Originally brought to light in 2015 (see link)... this issue has been reported by many scuba divers. http://scubatechphilippines.com/scuba_blog/regulator-hose-diving-emergency/
Can anyone comment on the brand of hose, number of dives, diving air or EANx? Were these rental gear used every day or did they sit in someone's closet most of the time?
I had a complete shutdown of airflow in January 2015 at 140 ft with a braided hose. The hose was stamped 2008, used daily for about 4 years in Cozumel.
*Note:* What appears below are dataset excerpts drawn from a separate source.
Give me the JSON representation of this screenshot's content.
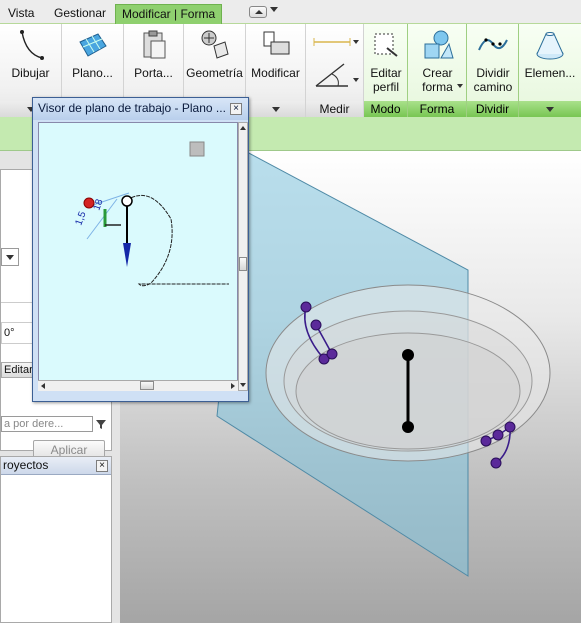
{
  "menu": {
    "tabs": [
      "Vista",
      "Gestionar",
      "Modificar | Forma"
    ],
    "active_tab": "Modificar | Forma"
  },
  "ribbon": {
    "buttons": {
      "dibujar": "Dibujar",
      "plano": "Plano...",
      "porta": "Porta...",
      "geometria": "Geometría",
      "modificar": "Modificar",
      "editar_perfil_1": "Editar",
      "editar_perfil_2": "perfil",
      "crear_forma_1": "Crear",
      "crear_forma_2": "forma",
      "dividir_camino_1": "Dividir",
      "dividir_camino_2": "camino",
      "elementos": "Elemen..."
    },
    "panels": {
      "medir": "Medir",
      "modo": "Modo",
      "forma": "Forma",
      "dividir": "Dividir"
    }
  },
  "left": {
    "angle_value": "0°",
    "edit_label": "Editar",
    "filter_text": "a por dere...",
    "apply_label": "Aplicar",
    "projects_title": "royectos"
  },
  "viewer": {
    "title": "Visor de plano de trabajo - Plano ...",
    "dim_label_1": "1,5",
    "dim_label_2": "18"
  },
  "colors": {
    "ribbon_green": "#8fd06f",
    "options_bar": "#c4eab0",
    "viewer_bg": "#dafafd",
    "plane_blue": "#7fc3dc"
  }
}
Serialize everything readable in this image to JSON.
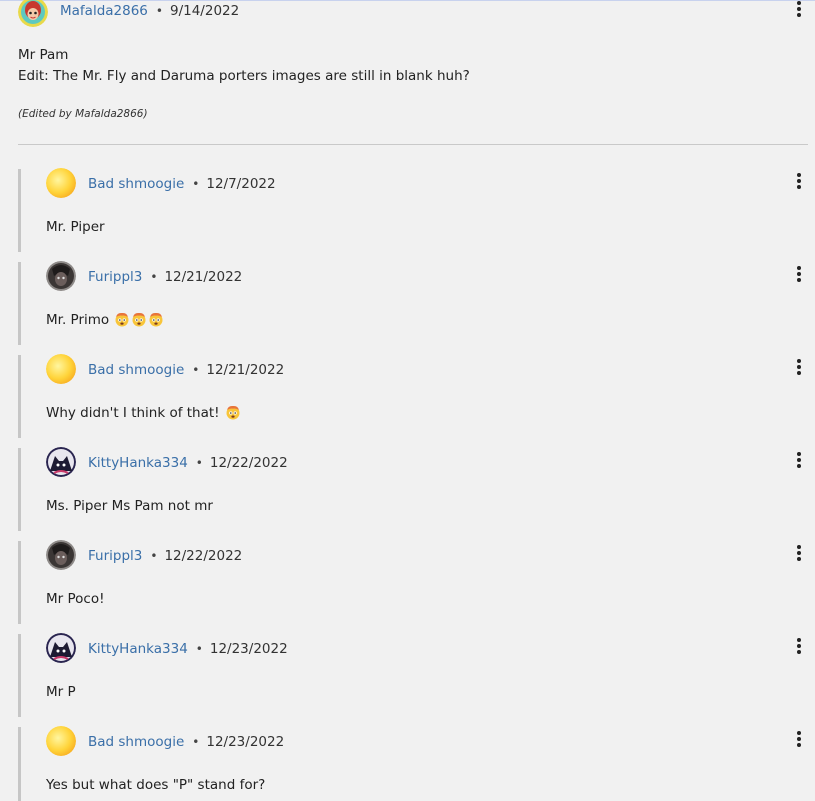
{
  "top_comment": {
    "username": "Mafalda2866",
    "separator": "•",
    "date": "9/14/2022",
    "lines": [
      "Mr Pam",
      "Edit: The Mr. Fly and Daruma porters images are still in blank huh?"
    ],
    "edited_note": "(Edited by Mafalda2866)",
    "avatar_icon": "anime-avatar-icon"
  },
  "replies": [
    {
      "username": "Bad shmoogie",
      "date": "12/7/2022",
      "text": "Mr. Piper",
      "emoji_count": 0,
      "avatar": "yellow-orb"
    },
    {
      "username": "Furippl3",
      "date": "12/21/2022",
      "text": "Mr. Primo ",
      "emoji_count": 3,
      "avatar": "dark-character"
    },
    {
      "username": "Bad shmoogie",
      "date": "12/21/2022",
      "text": "Why didn't I think of that! ",
      "emoji_count": 1,
      "avatar": "yellow-orb"
    },
    {
      "username": "KittyHanka334",
      "date": "12/22/2022",
      "text": "Ms. Piper Ms Pam not mr",
      "emoji_count": 0,
      "avatar": "dark-cat"
    },
    {
      "username": "Furippl3",
      "date": "12/22/2022",
      "text": "Mr Poco!",
      "emoji_count": 0,
      "avatar": "dark-character"
    },
    {
      "username": "KittyHanka334",
      "date": "12/23/2022",
      "text": "Mr P",
      "emoji_count": 0,
      "avatar": "dark-cat"
    },
    {
      "username": "Bad shmoogie",
      "date": "12/23/2022",
      "text": "Yes but what does \"P\" stand for?",
      "emoji_count": 0,
      "avatar": "yellow-orb"
    }
  ],
  "colors": {
    "background": "#f1f1f1",
    "username_link": "#3a6fa8",
    "reply_bar": "#c6c6c6",
    "divider": "#c9c9c9"
  },
  "icons": {
    "more_menu": "kebab-menu-icon",
    "emoji": "exploding-head-emoji"
  }
}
The DAN Alert Diver article titled 'Air Hoses: A Closer Look' has triggered some inquiries regarding material used in the construction of double braided flex hoses. We supply Miflex hoses and they ARE NOT constructed with an inner lining of Polyester-TPU. That material can undergo changes, called hydrolysis, which cause the rapid failure of the hose especially in hot and humid conditions.
Miflex branded hoses are constructed with an inner lining of Polyether-TPU. Some other braided flex hoses are constructed with an inner lining of High Syntactic Polyvinyl Chloride. Regardless, neither Polyether-TPU or HS-PVC is Polyester-TPU. In our long 10 year history with all the double braided Miflex hoses we've sold, we've never seen anything we think could be the hydrolysis problem described in the DAN Alert Diver article.
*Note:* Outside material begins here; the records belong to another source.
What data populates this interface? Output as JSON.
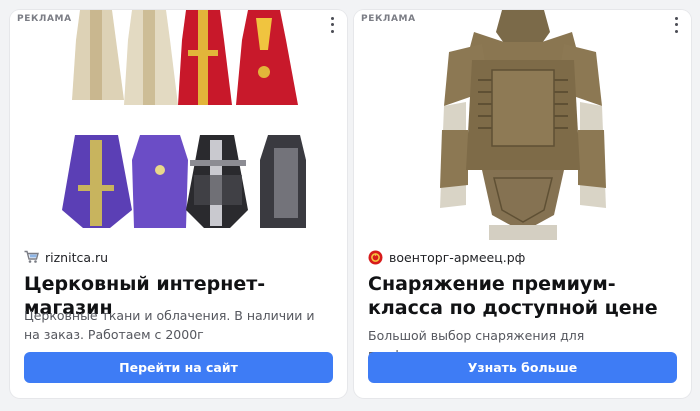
{
  "ads": [
    {
      "ad_label": "РЕКЛАМА",
      "image_icon": "vestments-photo",
      "favicon": "shopping-cart-icon",
      "domain": "riznitca.ru",
      "title": "Церковный интернет-магазин",
      "description": "Церковные ткани и облачения. В наличии и на заказ. Работаем с 2000г",
      "cta_label": "Перейти на сайт"
    },
    {
      "ad_label": "РЕКЛАМА",
      "image_icon": "tactical-vest-photo",
      "favicon": "red-emblem-icon",
      "domain": "военторг-армеец.рф",
      "title": "Снаряжение премиум-класса по доступной цене",
      "description": "Большой выбор снаряжения для профессионалов.",
      "cta_label": "Узнать больше"
    }
  ],
  "colors": {
    "page_bg": "#f2f3f5",
    "card_bg": "#ffffff",
    "button_bg": "#3e7cf5",
    "button_text": "#ffffff"
  }
}
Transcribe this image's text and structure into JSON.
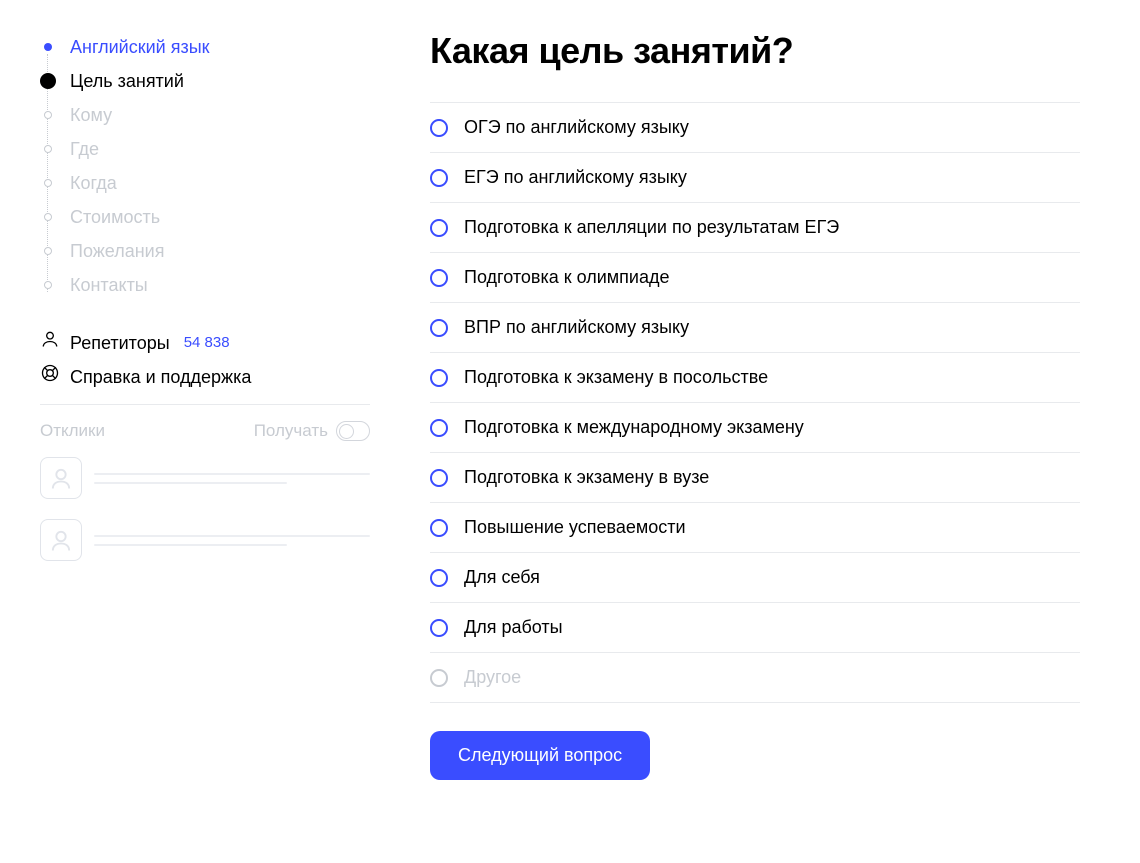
{
  "sidebar": {
    "steps": [
      {
        "label": "Английский язык",
        "state": "completed"
      },
      {
        "label": "Цель занятий",
        "state": "current"
      },
      {
        "label": "Кому",
        "state": "pending"
      },
      {
        "label": "Где",
        "state": "pending"
      },
      {
        "label": "Когда",
        "state": "pending"
      },
      {
        "label": "Стоимость",
        "state": "pending"
      },
      {
        "label": "Пожелания",
        "state": "pending"
      },
      {
        "label": "Контакты",
        "state": "pending"
      }
    ],
    "tutors_label": "Репетиторы",
    "tutors_count": "54 838",
    "help_label": "Справка и поддержка",
    "replies_label": "Отклики",
    "receive_label": "Получать"
  },
  "main": {
    "heading": "Какая цель занятий?",
    "options": [
      {
        "label": "ОГЭ по английскому языку",
        "muted": false
      },
      {
        "label": "ЕГЭ по английскому языку",
        "muted": false
      },
      {
        "label": "Подготовка к апелляции по результатам ЕГЭ",
        "muted": false
      },
      {
        "label": "Подготовка к олимпиаде",
        "muted": false
      },
      {
        "label": "ВПР по английскому языку",
        "muted": false
      },
      {
        "label": "Подготовка к экзамену в посольстве",
        "muted": false
      },
      {
        "label": "Подготовка к международному экзамену",
        "muted": false
      },
      {
        "label": "Подготовка к экзамену в вузе",
        "muted": false
      },
      {
        "label": "Повышение успеваемости",
        "muted": false
      },
      {
        "label": "Для себя",
        "muted": false
      },
      {
        "label": "Для работы",
        "muted": false
      },
      {
        "label": "Другое",
        "muted": true
      }
    ],
    "next_button": "Следующий вопрос"
  }
}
Miflex hoses are the real deal and we believe safer with longer life than rubber hoses. They are manufactured in Italy with more than thirty individual performance and safety automated tests. All Miflex hoses are designed to meet CE EN250 standards and are Nitrox Ready. But make sure you buy high quality, Miflex hoses, not cheap brand flexible braided hoses made from inferior materials.
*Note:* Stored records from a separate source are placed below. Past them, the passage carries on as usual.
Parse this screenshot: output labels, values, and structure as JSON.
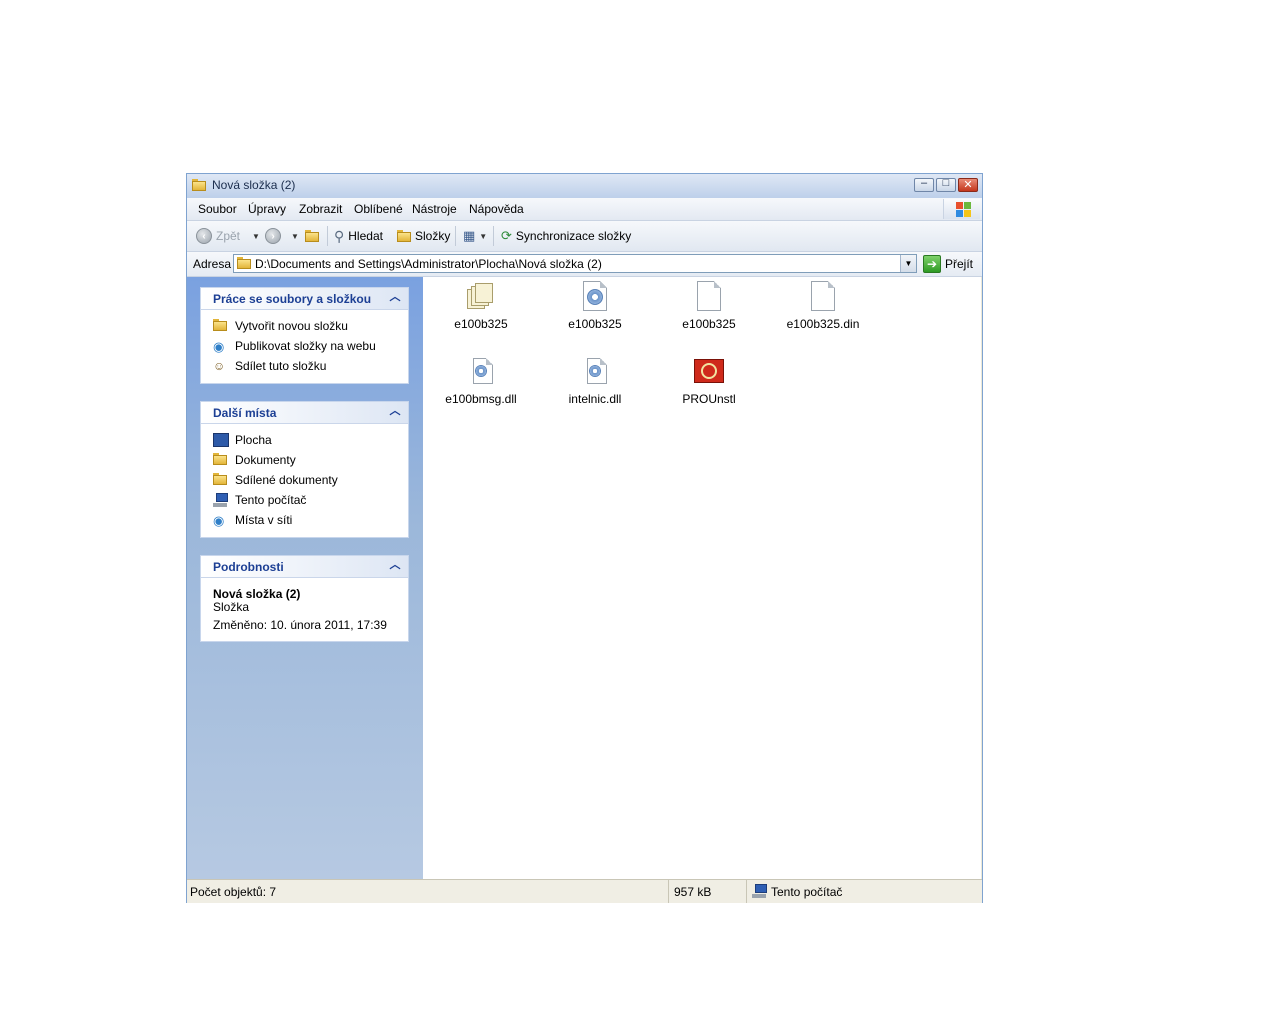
{
  "window": {
    "title": "Nová složka (2)",
    "controls": {
      "minimize": "–",
      "maximize": "□",
      "close": "✕"
    }
  },
  "menu": [
    "Soubor",
    "Úpravy",
    "Zobrazit",
    "Oblíbené",
    "Nástroje",
    "Nápověda"
  ],
  "toolbar": {
    "back_label": "Zpět",
    "search_label": "Hledat",
    "folders_label": "Složky",
    "sync_label": "Synchronizace složky"
  },
  "address": {
    "label": "Adresa",
    "value": "D:\\Documents and Settings\\Administrator\\Plocha\\Nová složka (2)",
    "go_label": "Přejít"
  },
  "taskpane": {
    "file_tasks": {
      "title": "Práce se soubory a složkou",
      "items": [
        "Vytvořit novou složku",
        "Publikovat složky na webu",
        "Sdílet tuto složku"
      ]
    },
    "other_places": {
      "title": "Další místa",
      "items": [
        "Plocha",
        "Dokumenty",
        "Sdílené dokumenty",
        "Tento počítač",
        "Místa v síti"
      ]
    },
    "details": {
      "title": "Podrobnosti",
      "name": "Nová složka (2)",
      "type": "Složka",
      "modified": "Změněno: 10. února 2011, 17:39"
    }
  },
  "files": [
    {
      "name": "e100b325",
      "icon": "setup-info-icon"
    },
    {
      "name": "e100b325",
      "icon": "config-settings-icon"
    },
    {
      "name": "e100b325",
      "icon": "blank-file-icon"
    },
    {
      "name": "e100b325.din",
      "icon": "blank-file-icon"
    },
    {
      "name": "e100bmsg.dll",
      "icon": "dll-file-icon"
    },
    {
      "name": "intelnic.dll",
      "icon": "dll-file-icon"
    },
    {
      "name": "PROUnstl",
      "icon": "uninstall-app-icon"
    }
  ],
  "status": {
    "count": "Počet objektů: 7",
    "size": "957 kB",
    "location": "Tento počítač"
  }
}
DAN does not promote or demote specific manufacturers' products. Our intention is to point out the fundamental reasons for failure and then to advise the diver as to what measures to take to remain safe.
Miflex themselves state that a 5-year or 500 dive count is what the diver should understand as the life span of the hose; of course assuming that there is no abrasion or other mechanical damage. This is their recommendation.
Miflex do indeed use poly-ether PU: this we determined when we found early onset degradation in hoses containing a poly-ester PU liner. They confirmed this although they also informed us that up to 2008, they had some doubts about the quality of the liner materials they used. After this date, they enhanced their quality control to make sure that the material used was indeed the poly-ether version.
Lastly, Miflex cooperated fully with our investigation and in fact both approved of the articles as well as being grateful for our publishing them.